The majority of people with Parkinson’s are over the age of 60. They obviously don’t deal with issues such as pregnancy. So there is not a lot of research out there that tells how Parkinson’s affects a pregnancy or how a pregnancy affects Parkinson’s. One small study that tracked 17 pregnant women with Parkinson’s showed that pregnancy was associated with a permanent worsening of symptoms in 10 of the women. All the babies were born healthy and there were no complications during the pregnancies themselves. So the risk to the baby was no greater than that of any normal pregnancy. That was good news.
The bad news: no medicine during pregnancy or breastfeeding or even while trying to conceive meant that I could be off my medicine for a couple of years. This was a pretty big deal since I was taking a medicine specifically to slow the progression of the disease. At the recommendation of my neurologist, I was also taking a couple of supplements that had been shown to slow the Parkinson’s progression. All of that would have to go. So I would be giving up my meds, and taking a risk that the pregnancy might permanently worsen my symptoms.
My husband was very scared about the worsening of my symptoms. Me? I wanted a baby bad enough that I was willing to risk a worsening of my symptoms. Of course, then that brought up a whole new round of questions I had to consider. Is it fair to have a baby and possibly not be able to give 100% physically to him? I struggled with this, and with whether I was being selfish or not. There were just so many unknowns and no way to know how my symptoms would progress or if they would progress at all. I always just kept coming back to the baby. I just wasn’t ready to give up that dream.
We knew that if we decided to try to have a baby that we didn’t want to take any drastic measures to get pregnant.
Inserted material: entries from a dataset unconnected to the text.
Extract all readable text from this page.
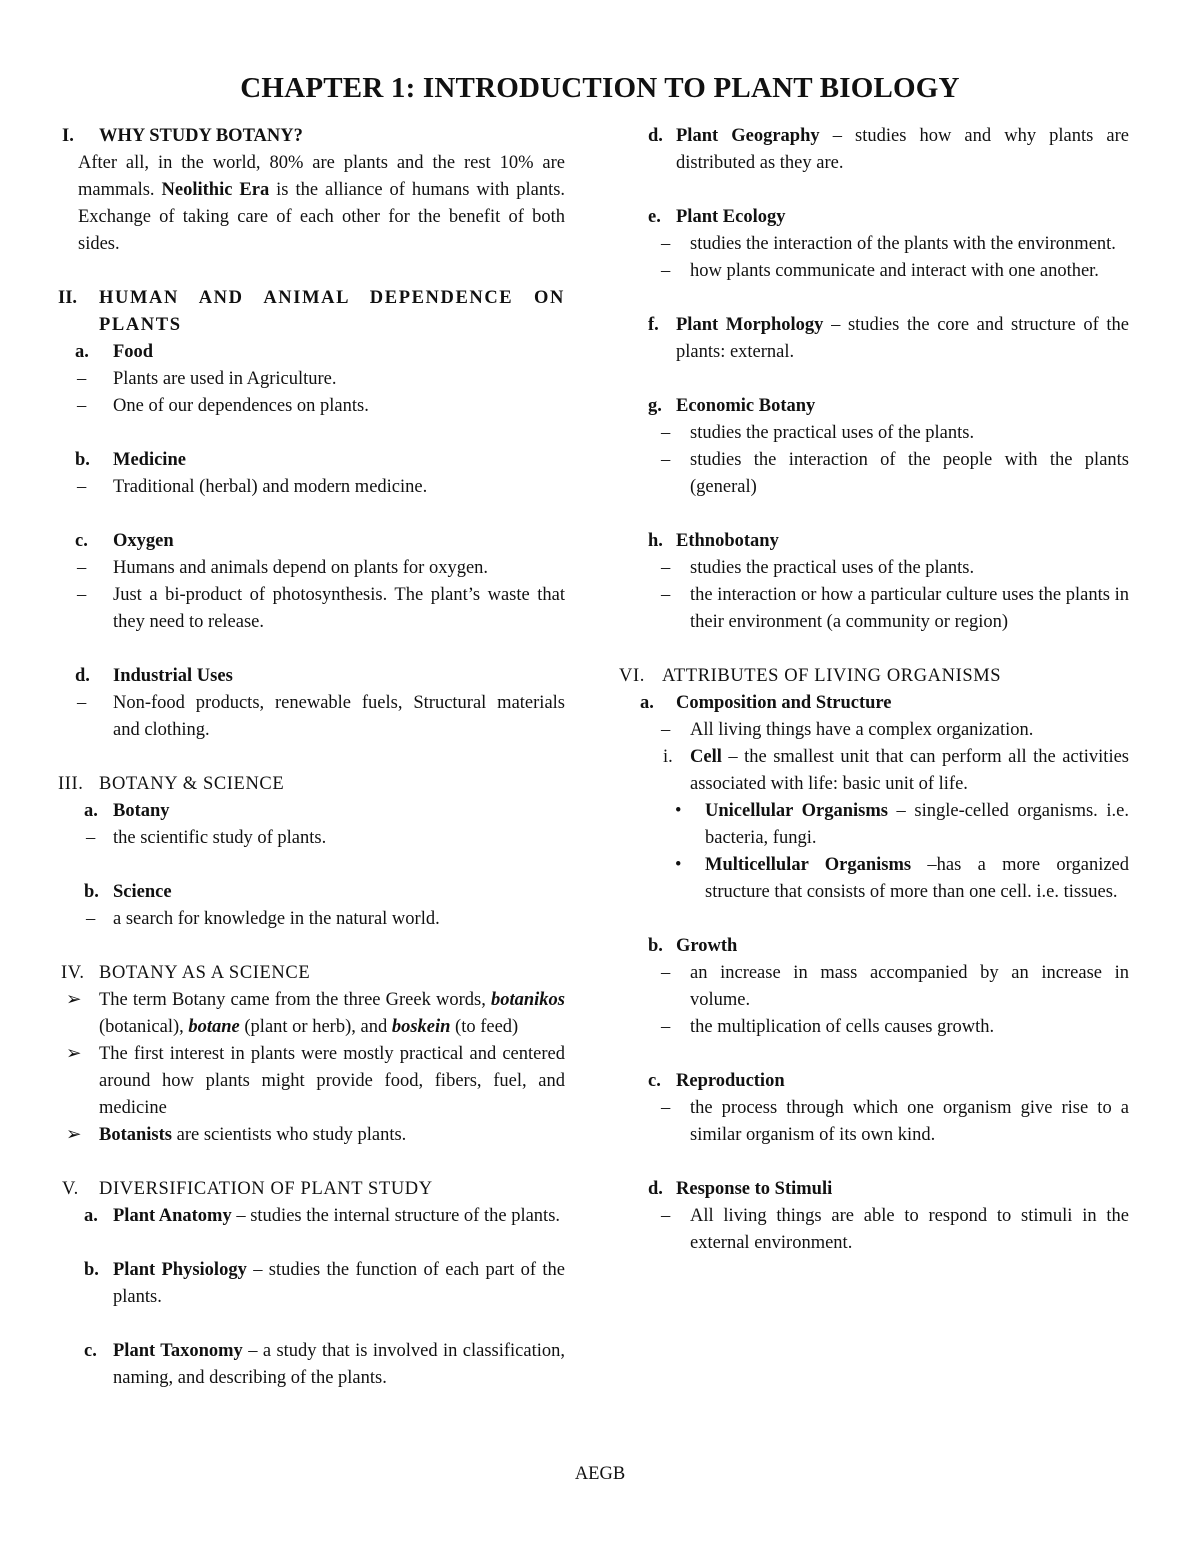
CHAPTER 1: INTRODUCTION TO PLANT BIOLOGY
I.	WHY STUDY BOTANY?
After all, in the world, 80% are plants and the rest 10% are mammals. Neolithic Era is the alliance of humans with plants. Exchange of taking care of each other for the benefit of both sides.
II.	HUMAN AND ANIMAL DEPENDENCE ON PLANTS
a.	Food
–	Plants are used in Agriculture.
–	One of our dependences on plants.
b.	Medicine
–	Traditional (herbal) and modern medicine.
c.	Oxygen
–	Humans and animals depend on plants for oxygen.
–	Just a bi-product of photosynthesis. The plant’s waste that they need to release.
d.	Industrial Uses
–	Non-food products, renewable fuels, Structural materials and clothing.
III. BOTANY & SCIENCE
a. Botany
– the scientific study of plants.
b. Science
– a search for knowledge in the natural world.
IV. BOTANY AS A SCIENCE
➢ The term Botany came from the three Greek words, botanikos (botanical), botane (plant or herb), and boskein (to feed)
➢ The first interest in plants were mostly practical and centered around how plants might provide food, fibers, fuel, and medicine
➢ Botanists are scientists who study plants.
V.	DIVERSIFICATION OF PLANT STUDY
a. Plant Anatomy – studies the internal structure of the plants.
b. Plant Physiology – studies the function of each part of the plants.
c. Plant Taxonomy – a study that is involved in classification, naming, and describing of the plants.
d. Plant Geography – studies how and why plants are distributed as they are.
e. Plant Ecology
–	studies the interaction of the plants with the environment.
–	how plants communicate and interact with one another.
f. Plant Morphology – studies the core and structure of the plants: external.
g. Economic Botany
–	studies the practical uses of the plants.
–	studies the interaction of the people with the plants (general)
h. Ethnobotany
–	studies the practical uses of the plants.
–	the interaction or how a particular culture uses the plants in their environment (a community or region)
VI. ATTRIBUTES OF LIVING ORGANISMS
a.	Composition and Structure
–	All living things have a complex organization.
i. Cell – the smallest unit that can perform all the activities associated with life: basic unit of life.
•	Unicellular Organisms – single-celled organisms. i.e. bacteria, fungi.
•	Multicellular Organisms –has a more organized structure that consists of more than one cell. i.e. tissues.
b. Growth
–	an increase in mass accompanied by an increase in volume.
–	the multiplication of cells causes growth.
c. Reproduction
–	the process through which one organism give rise to a similar organism of its own kind.
d. Response to Stimuli
–	All living things are able to respond to stimuli in the external environment.
AEGB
With my first, getting pregnant took more than 2 years. I had my Fallopian tubes cleared twice and had surgery for Stage 4 endometriosis. I took Clomid for 7 months before conceiving. However, after she was born in November, I was pregnant again in February (even though I was exclusively breastfeeding). That pregnancy ended in a miscarriage. By July of the same year, I was pregnant with my son, even though I was still breastfeeding. But it had been 6 years since he was born, and since endometriosis can grow back, it was really hard to guess at how easily I might conceive or if I would even be able to get pregnant at all.
After consulting with both my neurologist and my OB, we decided I would come off my meds 1 month before we started trying to get pregnant. That would give the Parkinson’s meds time to leave my system. My plan was to (hopefully) conceive within 6 -9 months, be pregnant for 9 months, and have some time to breastfeed the baby. That would limit my time off meds to a little over 2 years, which I considered a reasonable amount of time off. I didn’t really feel like I had 2 years, or even a whole year, to try and conceive. I needed to be back on my medicine within 2 years or so and if it took a long time to get pregnant that would not be possible. So I was praying that I would get pregnant very quickly!